🤖 AI Summary
This work addresses the limitations of traditional 3D reconstruction methods, which predict point maps in camera-centered coordinates, struggle to incorporate scene structural priors, and suffer from high rotational degrees of freedom across views, leading to inconsistent reconstructions. To overcome these issues, the authors propose predicting point maps in a gravity-aligned upright coordinate system, thereby reducing inter-view rotational ambiguity through a shared vertical axis.
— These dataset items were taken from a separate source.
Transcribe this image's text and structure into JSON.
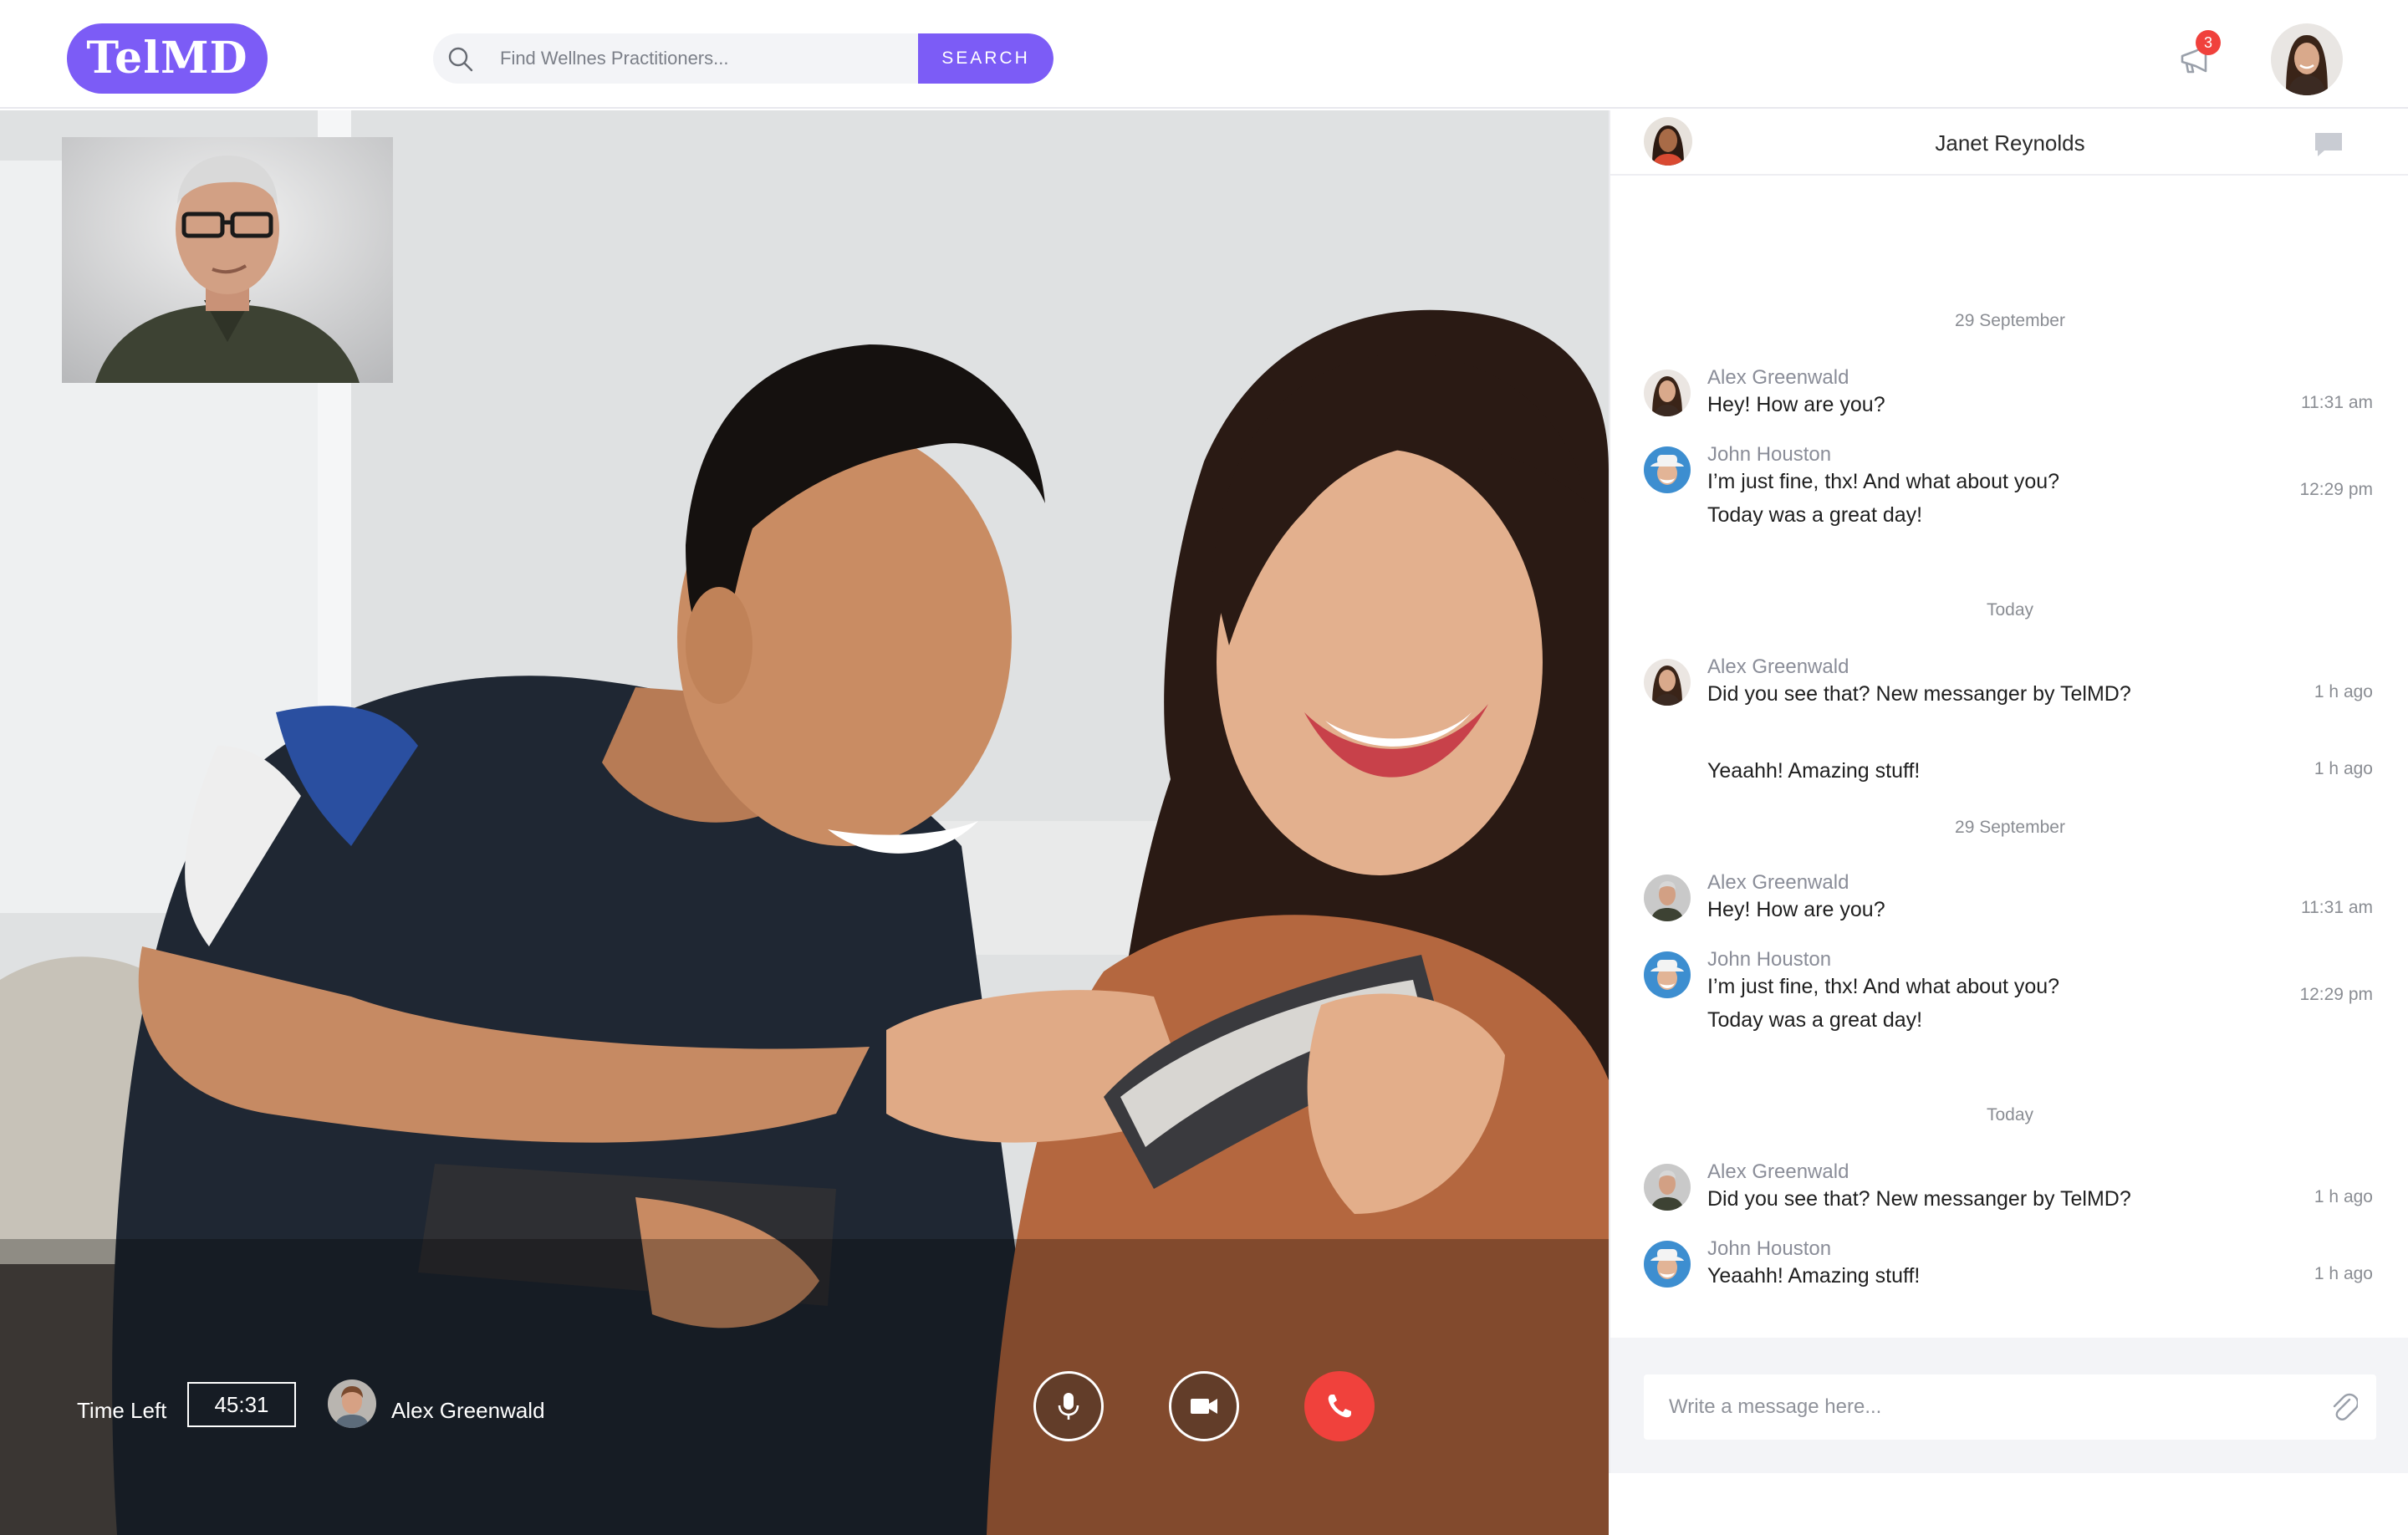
{
  "brand": {
    "logo_text": "TelMD",
    "accent": "#7c5cf6"
  },
  "search": {
    "placeholder": "Find Wellnes Practitioners...",
    "button_label": "SEARCH"
  },
  "header": {
    "notification_count": "3",
    "notification_icon": "megaphone-icon"
  },
  "video": {
    "time_left_label": "Time Left",
    "time_left_value": "45:31",
    "caller_name": "Alex Greenwald",
    "controls": [
      {
        "name": "microphone",
        "icon": "microphone-icon"
      },
      {
        "name": "camera",
        "icon": "video-camera-icon"
      },
      {
        "name": "end-call",
        "icon": "phone-icon",
        "color": "#f0413c"
      }
    ]
  },
  "chat": {
    "contact_name": "Janet Reynolds",
    "input_placeholder": "Write a message here...",
    "groups": [
      {
        "date": "29 September",
        "messages": [
          {
            "sender": "Alex Greenwald",
            "lines": [
              "Hey! How are you?"
            ],
            "time": "11:31 am"
          },
          {
            "sender": "John Houston",
            "lines": [
              "I’m just fine, thx! And what about you?",
              "Today was a great day!"
            ],
            "time": "12:29 pm"
          }
        ]
      },
      {
        "date": "Today",
        "messages": [
          {
            "sender": "Alex Greenwald",
            "lines": [
              "Did you see that? New messanger by TelMD?"
            ],
            "time": "1 h ago"
          },
          {
            "sender": "",
            "lines": [
              "Yeaahh! Amazing stuff!"
            ],
            "time": "1 h ago"
          }
        ]
      },
      {
        "date": "29 September",
        "messages": [
          {
            "sender": "Alex Greenwald",
            "lines": [
              "Hey! How are you?"
            ],
            "time": "11:31 am"
          },
          {
            "sender": "John Houston",
            "lines": [
              "I’m just fine, thx! And what about you?",
              "Today was a great day!"
            ],
            "time": "12:29 pm"
          }
        ]
      },
      {
        "date": "Today",
        "messages": [
          {
            "sender": "Alex Greenwald",
            "lines": [
              "Did you see that? New messanger by TelMD?"
            ],
            "time": "1 h ago"
          },
          {
            "sender": "John Houston",
            "lines": [
              "Yeaahh! Amazing stuff!"
            ],
            "time": "1 h ago"
          }
        ]
      }
    ]
  }
}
They introduce the Gravity Grounded Geometry Transformer (G3T) model and the G3T-Long incremental reconstruction framework, which for the first time integrate gravity-aligned coordinates into point map prediction by combining a Transformer architecture, gravity-aware pose estimation, and a submap stitching strategy. Experiments demonstrate that this approach significantly improves reconstruction accuracy and robustness, outperforming existing methods in incremental 3D reconstruction and validating the effectiveness of gravity-aligned representations.
📝 Abstract
Modern feed-forward 3D reconstruction methods like VGGT predict pixel-aligned pointmaps in camera-centric coordinate frames. However, this choice of coordinate frame is not always optimal. We propose instead to predict pointmaps in upright, gravity-aligned frames that exploit strong structural cues present in many real-world scenes. Unlike camera-centric frames, gravity-aligned frames share a common vertical axis across viewpoints, reducing the rotational degrees of freedom needed to relate pointmaps to one another. To this end, we introduce the Gravity Grounded Geometry Transformer (G3T), fine-tuned from existing models on gravity-aligned 3D data. G3T produces highly accurate gravity-aware predictions, including upright pointmaps and camera-to-gravity poses. We further introduce G3T-Long, a submap-based incremental 3D reconstruction pipeline that leverages the reduced rotational degrees of freedom afforded by upright frames to achieve significantly improved reconstruction accuracy.